Die Grundstücke liegen im Geltungsbereich des am 29.12.1974 in Kraft getretenen Bebauungsplans „Industriegebiet im Stadtteil Wimpfen im Tal“ der Stadt Wimpfen, der als zulässige Art der baulichen Nutzung ein eingeschränktes Industriegebiet (GIe) festsetzt. In dem Gebiet sind zulässig „kleinere und mittlere Betriebe des Eisen-, Stahl-, Blech- und Metallwarengewerbes ohne Fabriken, in denen Dampfkessel, Röhren oder Behälter aus Blech durch Vernieten hergestellt werden, der Holzverarbeitung, der Futtermittelindustrie, Bauhöfe aller Art, einschließlich der Herstellung von Betonwaren, Betonfertigteilen sowie Terrazzowaren, aber ohne Aufbereitungsanlagen für bituminöse Straßenbaustoffe sowie Teersplittanlagen, und Betriebsarten, deren Lästigkeitsgrad nicht höher als der der genannten ist.“ Die Festsetzungen des Bebauungsplans über die Art der baulichen Nutzung wurden im Wege einer am 27.6.2005 von der Stadt Wimpfen beschlossenen Änderung des Bebauungsplans durch einen Ausschluss von Einzelhandel ergänzt.

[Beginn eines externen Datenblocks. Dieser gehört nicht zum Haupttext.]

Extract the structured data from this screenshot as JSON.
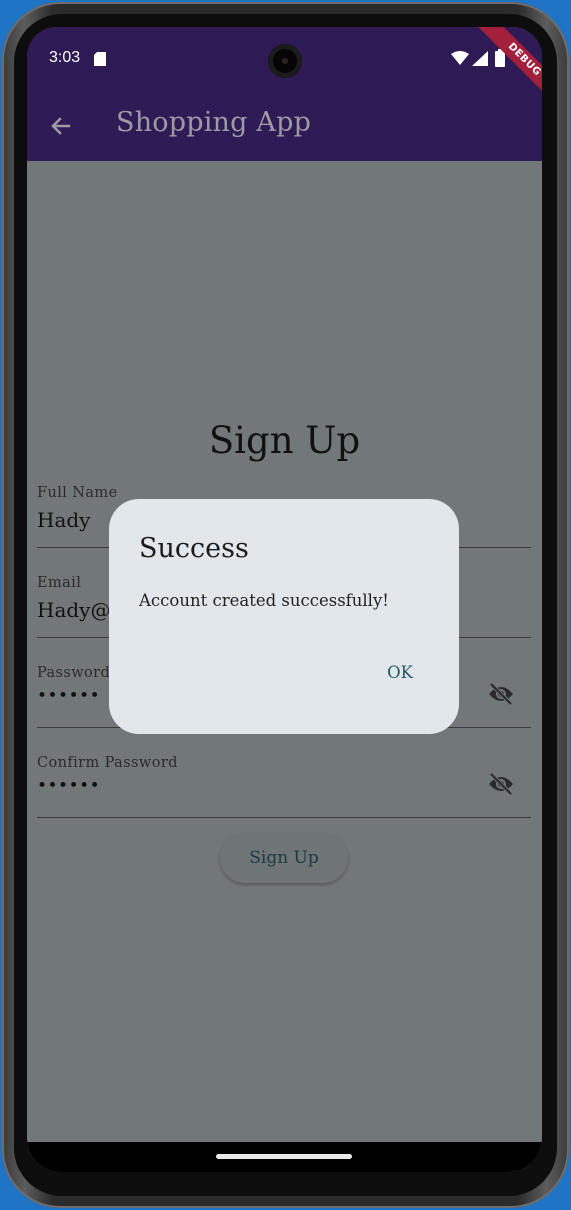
{
  "status_bar": {
    "time": "3:03"
  },
  "debug_banner": "DEBUG",
  "app_bar": {
    "title": "Shopping App"
  },
  "form": {
    "title": "Sign Up",
    "full_name": {
      "label": "Full Name",
      "value": "Hady"
    },
    "email": {
      "label": "Email",
      "value": "Hady@"
    },
    "password": {
      "label": "Password",
      "value": "••••••"
    },
    "confirm_password": {
      "label": "Confirm Password",
      "value": "••••••"
    },
    "submit_label": "Sign Up"
  },
  "dialog": {
    "title": "Success",
    "message": "Account created successfully!",
    "ok_label": "OK"
  },
  "colors": {
    "app_bar": "#2e1a54",
    "scrim_background": "#727779",
    "dialog_background": "#e1e7ea",
    "accent_text": "#1f5a63"
  }
}
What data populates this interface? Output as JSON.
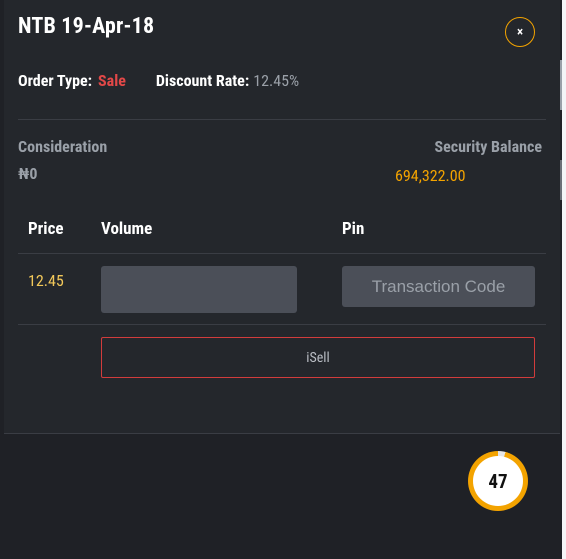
{
  "modal": {
    "title": "NTB 19-Apr-18",
    "close_label": "×",
    "order_type_label": "Order Type:",
    "order_type_value": "Sale",
    "discount_rate_label": "Discount Rate:",
    "discount_rate_value": "12.45%",
    "consideration_label": "Consideration",
    "consideration_value": "₦0",
    "security_balance_label": "Security Balance",
    "security_balance_value": "694,322.00",
    "columns": {
      "price": "Price",
      "volume": "Volume",
      "pin": "Pin"
    },
    "price_value": "12.45",
    "volume_value": "",
    "pin_placeholder": "Transaction Code",
    "submit_label": "iSell"
  },
  "countdown": {
    "value": "47",
    "progress_fraction": 0.96
  },
  "colors": {
    "accent": "#f3a300",
    "sale_red": "#e24848",
    "price_yellow": "#f2c85a",
    "panel_bg": "#24272c",
    "input_bg": "#4b4f58"
  }
}
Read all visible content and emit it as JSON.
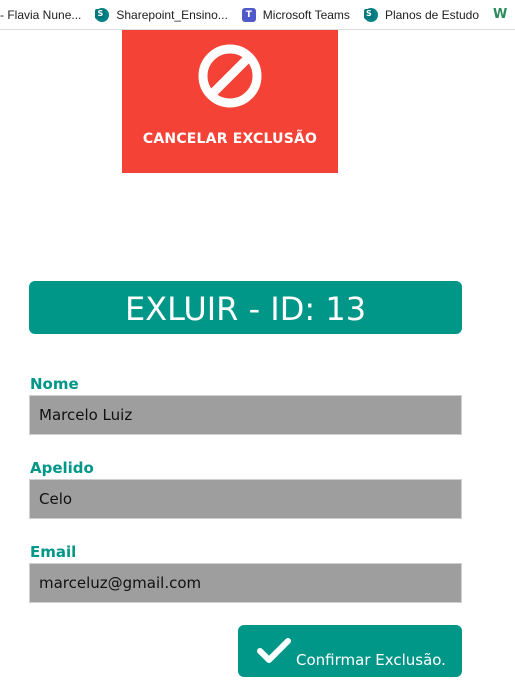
{
  "bookmarks": [
    {
      "label": "- Flavia Nune...",
      "icon": "none"
    },
    {
      "label": "Sharepoint_Ensino...",
      "icon": "sharepoint-icon"
    },
    {
      "label": "Microsoft Teams",
      "icon": "teams-icon"
    },
    {
      "label": "Planos de Estudo",
      "icon": "sharepoint-icon"
    },
    {
      "label": "",
      "icon": "w-icon"
    }
  ],
  "cancel": {
    "label": "CANCELAR EXCLUSÃO",
    "icon": "prohibited-icon",
    "color": "#f44336"
  },
  "title": "EXLUIR - ID: 13",
  "form": {
    "nome": {
      "label": "Nome",
      "value": "Marcelo Luiz"
    },
    "apelido": {
      "label": "Apelido",
      "value": "Celo"
    },
    "email": {
      "label": "Email",
      "value": "marceluz@gmail.com"
    }
  },
  "confirm": {
    "label": "Confirmar Exclusão.",
    "icon": "checkmark-icon",
    "color": "#009688"
  },
  "colors": {
    "accent": "#009688",
    "danger": "#f44336",
    "input_bg": "#9e9e9e"
  }
}
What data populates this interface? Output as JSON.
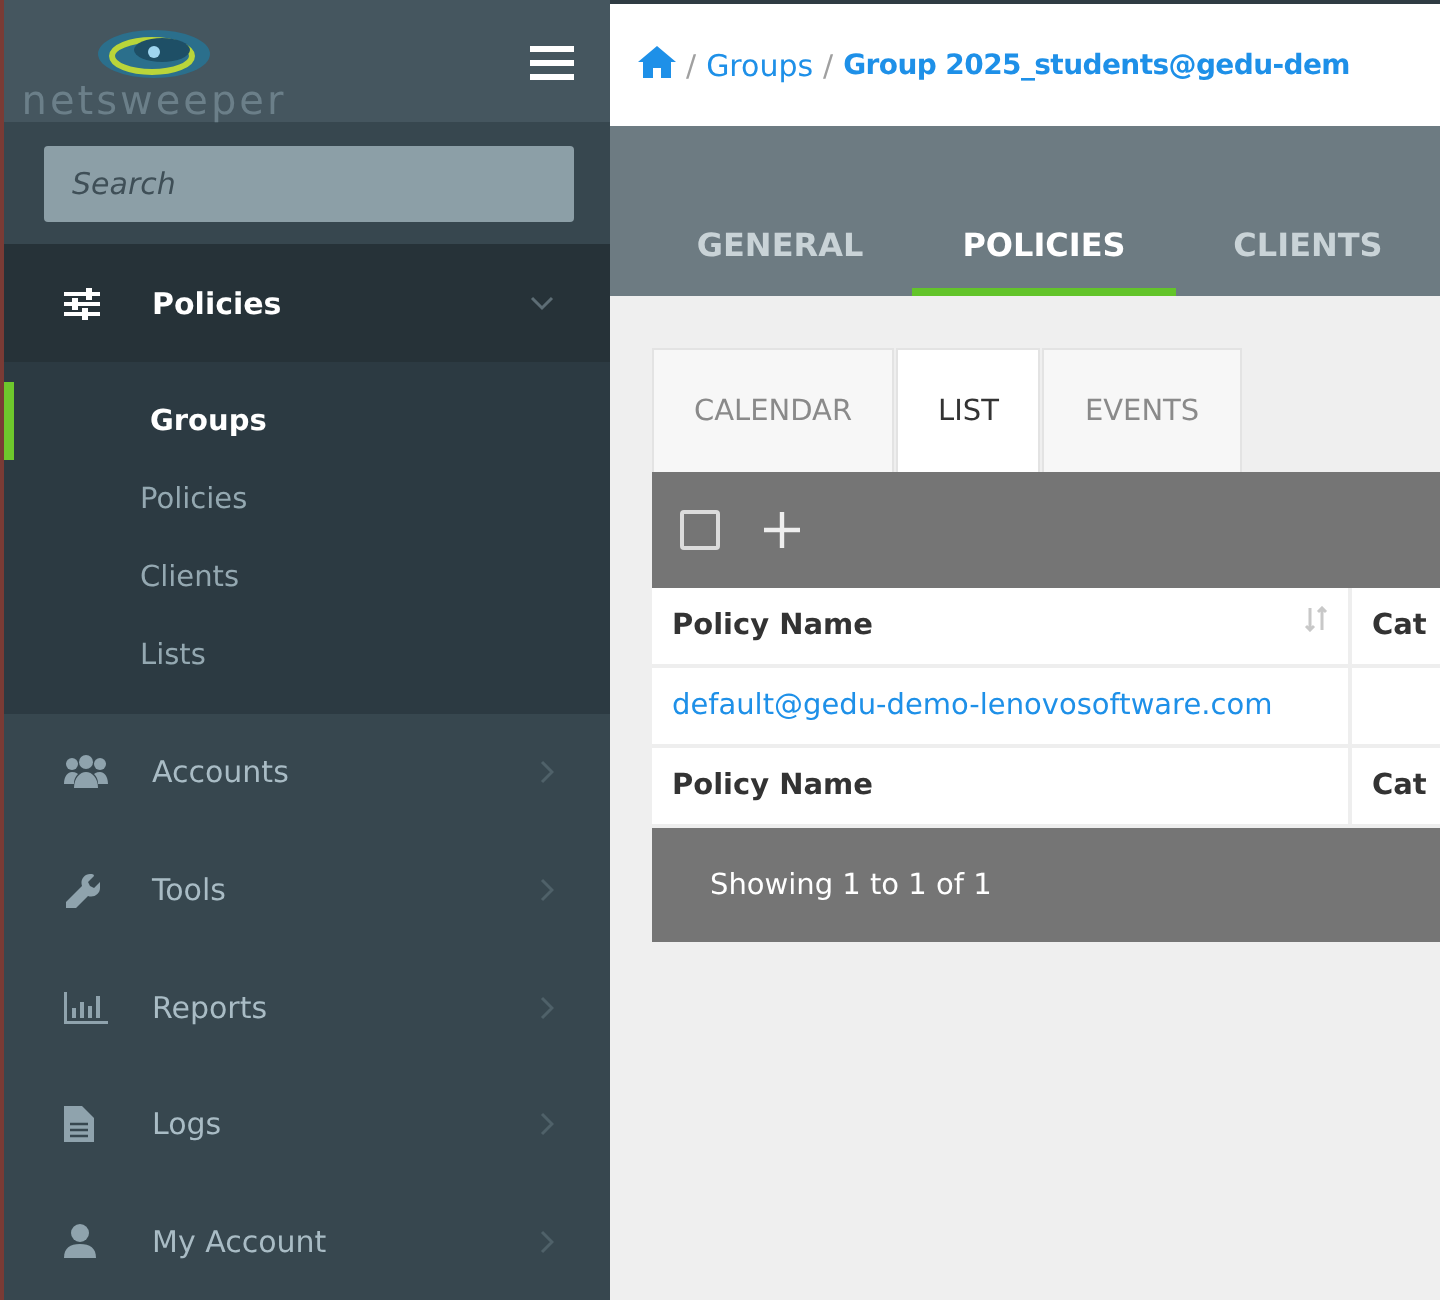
{
  "logo": {
    "text": "netsweeper"
  },
  "search": {
    "placeholder": "Search"
  },
  "nav": [
    {
      "label": "Policies",
      "expanded": true,
      "children": [
        {
          "label": "Groups",
          "selected": true
        },
        {
          "label": "Policies",
          "selected": false
        },
        {
          "label": "Clients",
          "selected": false
        },
        {
          "label": "Lists",
          "selected": false
        }
      ]
    },
    {
      "label": "Accounts",
      "expanded": false
    },
    {
      "label": "Tools",
      "expanded": false
    },
    {
      "label": "Reports",
      "expanded": false
    },
    {
      "label": "Logs",
      "expanded": false
    },
    {
      "label": "My Account",
      "expanded": false
    }
  ],
  "breadcrumb": [
    {
      "separator": "/",
      "label": "Groups",
      "current": false
    },
    {
      "separator": "/",
      "label": "Group 2025_students@gedu-dem",
      "current": true
    }
  ],
  "tabs": [
    {
      "label": "GENERAL",
      "selected": false
    },
    {
      "label": "POLICIES",
      "selected": true
    },
    {
      "label": "CLIENTS",
      "selected": false
    }
  ],
  "subtabs": [
    {
      "label": "CALENDAR",
      "selected": false
    },
    {
      "label": "LIST",
      "selected": true
    },
    {
      "label": "EVENTS",
      "selected": false
    }
  ],
  "table": {
    "select_all_checked": false,
    "columns": [
      "Policy Name",
      "Cat"
    ],
    "rows": [
      {
        "policy_name": "default@gedu-demo-lenovosoftware.com"
      }
    ],
    "footer_columns": [
      "Policy Name",
      "Cat"
    ],
    "info": "Showing 1 to 1 of 1"
  }
}
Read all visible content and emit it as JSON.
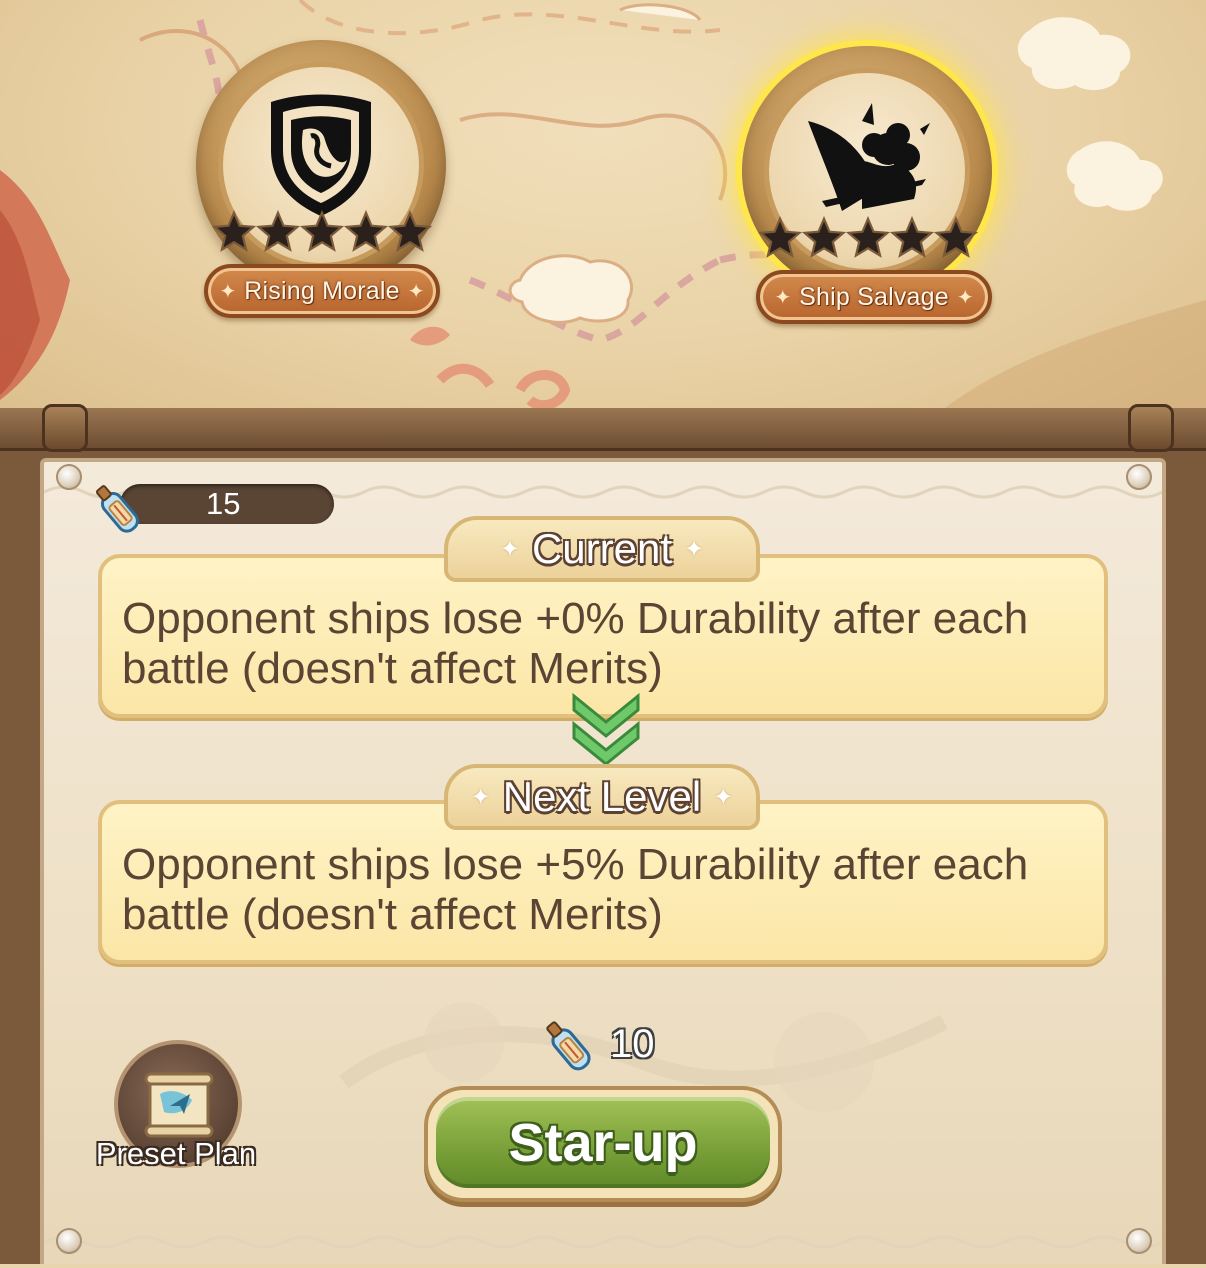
{
  "skills": [
    {
      "name": "Rising Morale",
      "icon": "shield-icon",
      "stars_filled": 0,
      "stars_total": 5,
      "selected": false
    },
    {
      "name": "Ship Salvage",
      "icon": "ship-salvage-icon",
      "stars_filled": 0,
      "stars_total": 5,
      "selected": true
    }
  ],
  "currency": {
    "icon": "message-bottle-icon",
    "amount": "15"
  },
  "current": {
    "title": "Current",
    "description": "Opponent ships lose +0% Durability after each battle (doesn't affect Merits)"
  },
  "next": {
    "title": "Next Level",
    "description": "Opponent ships lose +5% Durability after each battle (doesn't affect Merits)"
  },
  "cost": {
    "icon": "message-bottle-icon",
    "amount": "10"
  },
  "buttons": {
    "starup": "Star-up",
    "preset": "Preset Plan"
  },
  "colors": {
    "selected_glow": "#ffe64a",
    "button_green": "#7ba23a",
    "plaque": "#c2723a"
  }
}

Der Beigeladene möchte auf seinem Grundstück eine 15,50 m x 30,80 m große „Gewerbehalle“ nebst einem Büro- und Wohnhausanbau, eine freistehende Waschanlage sowie 45 Stellplätze errichten. Auf seinen Antrag erteilte das Landratsamt Heilbronn für das Vorhaben am 2.7.2014 eine Baugenehmigung unter Befreiung von der Festsetzung des Bebauungsplans über die Unzulässigkeit von Einzelhandel im Plangebiet, die u. a. mit den folgenden Nebenbestimmungen versehen wurde:

5. Diese Baugenehmigung umfasst die Errichtung des Baukörpers der Gewerbehalle und dessen Nutzung im Erdgeschoss als Kfz-Handel sowie die Betriebsleiterwohnung, die Waschanlage (ohne Abscheideanlage) und 45 PKW-Stellplätze. Die Nutzung der Gewerbehalle im Obergeschoss ist nicht Gegenstand dieser Baugenehmigung.

6. Die Nutzung der Gewerbehalle im Obergeschoss ist in einem gesonderten baurechtlichen Genehmigungsverfahren (über das Bürgermeisteramt) zu beantragen. …

Gegen die Baugenehmigung legten die Antragsteller am 22.7.2014 Widerspruch ein, über den bisher nicht entschieden wurde.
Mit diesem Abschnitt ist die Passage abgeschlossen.